5. the method for identifying the medical named entity of the double-graph neural network based on the multi-feature fusion according to claim 1, wherein the specific process of the step 4 is as follows:

step 4.1, aggregating and updating the nodes in the word co-occurrence graph and the dependency syntax graph according to the nodes, meanwhile, the graph convolution operation considers the neighbor node characteristics of the nodes, updates the characteristic representation of the nodes by utilizing the information of the neighbor nodes, and aims at the first-layer word nodeAnd syntax node->Layer 1 word node->And syntax node->The update mode is defined as follows:

wherein W is ^l Representing model training weight parameters, RELU (·) representing activation functions,representing a normalized symmetric adjacency matrix expressed as:Wherein D represents a degree matrix;

step 4.2, splicing the updated word node vector representation and the dependency syntax node vector representation to obtain global feature information H _C Expressed as:

6. the method for identifying the medical named entity of the double-graph neural network based on the multi-feature fusion according to claim 1, wherein the specific process of the step 5 is as follows:

step 5.1, performing feature fusion on the context feature information obtained in the step 2 and the global feature information obtained in the step 4 to obtain a fusion vector, and marking the fusion vector as R= [ H ] _t ，H _C ]；

Step 5.2, performing linear transformation on the fusion vector R to obtain 3 different vector matrixes Q (query), K (Key) and V (Value), wherein q=k=v=r; and (3) carrying out dot product operation on each keyword matrix K by using Q, scaling an operation result, and normalizing by using a softmax function to obtain attention weight, wherein a calculation formula is expressed as follows:

wherein,representing the dimension of the key, softmax (·) represents probability mapping of the input element;

and 5.3, performing multiple parallel attention calculations on the high-dimensional feature vectors through a multi-head self-attention mechanism, wherein the number of heads is e, each attention head has different feature parameters, after attention information of one head is obtained through calculation, performing linear transformation on the e heads after splicing to finally obtain comprehensive feature information of fused attention information, and the comprehensive feature information is expressed as:

M _i ＝SelfAttention(QW _Q ，KW _K ，VW _V )

MulAtt(Q，K，V)＝Concat(M ₁ ，M ₂ ，...，M _e )W

wherein W is _Q ，W _K ，W _V The weight matrix learned by the model in training is represented, concat (·) represents the feature vector extracted by the e attention heads is spliced, and W represents the weight matrix generated in the implementation process.
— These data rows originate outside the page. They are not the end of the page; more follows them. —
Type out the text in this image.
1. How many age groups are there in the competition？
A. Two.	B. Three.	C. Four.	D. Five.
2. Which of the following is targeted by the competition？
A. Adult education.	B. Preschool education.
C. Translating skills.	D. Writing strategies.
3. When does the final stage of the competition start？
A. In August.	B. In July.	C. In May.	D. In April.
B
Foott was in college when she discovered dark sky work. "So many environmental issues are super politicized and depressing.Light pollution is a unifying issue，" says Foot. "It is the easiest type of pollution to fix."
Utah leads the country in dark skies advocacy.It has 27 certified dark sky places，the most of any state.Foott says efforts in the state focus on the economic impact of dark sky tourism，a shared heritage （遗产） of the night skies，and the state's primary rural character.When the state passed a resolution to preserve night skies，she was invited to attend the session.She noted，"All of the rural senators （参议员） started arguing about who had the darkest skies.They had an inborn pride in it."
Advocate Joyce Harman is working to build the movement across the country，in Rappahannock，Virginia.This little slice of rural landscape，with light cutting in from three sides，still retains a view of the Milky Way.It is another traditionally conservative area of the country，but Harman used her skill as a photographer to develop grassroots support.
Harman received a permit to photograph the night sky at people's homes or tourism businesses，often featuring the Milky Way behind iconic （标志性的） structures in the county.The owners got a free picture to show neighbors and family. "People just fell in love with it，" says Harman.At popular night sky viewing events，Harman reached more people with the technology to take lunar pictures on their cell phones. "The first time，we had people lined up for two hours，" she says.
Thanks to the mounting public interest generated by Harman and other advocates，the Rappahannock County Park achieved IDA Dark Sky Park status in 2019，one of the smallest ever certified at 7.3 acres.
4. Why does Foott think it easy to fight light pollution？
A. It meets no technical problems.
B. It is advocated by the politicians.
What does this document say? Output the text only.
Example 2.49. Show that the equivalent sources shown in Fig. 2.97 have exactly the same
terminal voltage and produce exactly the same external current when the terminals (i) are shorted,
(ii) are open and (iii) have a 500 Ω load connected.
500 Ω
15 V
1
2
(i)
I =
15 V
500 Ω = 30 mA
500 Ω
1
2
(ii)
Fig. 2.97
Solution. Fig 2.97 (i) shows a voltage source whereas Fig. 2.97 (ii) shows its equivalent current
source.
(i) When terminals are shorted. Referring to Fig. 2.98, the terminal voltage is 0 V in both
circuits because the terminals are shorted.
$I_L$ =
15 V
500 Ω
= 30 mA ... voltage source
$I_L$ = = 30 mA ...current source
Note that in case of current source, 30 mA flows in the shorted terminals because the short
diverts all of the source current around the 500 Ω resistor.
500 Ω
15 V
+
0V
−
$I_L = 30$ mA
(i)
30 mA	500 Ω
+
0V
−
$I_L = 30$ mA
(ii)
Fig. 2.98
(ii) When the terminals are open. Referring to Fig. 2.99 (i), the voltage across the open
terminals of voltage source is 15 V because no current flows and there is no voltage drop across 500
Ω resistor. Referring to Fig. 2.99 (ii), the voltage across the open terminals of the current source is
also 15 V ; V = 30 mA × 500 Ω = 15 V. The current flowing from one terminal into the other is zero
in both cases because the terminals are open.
7. The method for identifying the medical named entity of the double-graph neural network based on the multi-feature fusion according to claim 6, wherein the specific process of the step 6 is as follows:

for a given sequence x= { x ₁ ，x ₂ ，...，x _n The i and predicted sequence y= { y ₁ ，y ₂ ，...，y _n -its calculated score is expressed as:

wherein,representing y _i Transfer to y _i+1 Probability of->Represent the firsti words are labeled y _i S (x, y) represents the probability that the input sentence sequence x is labeled with the label sequence y.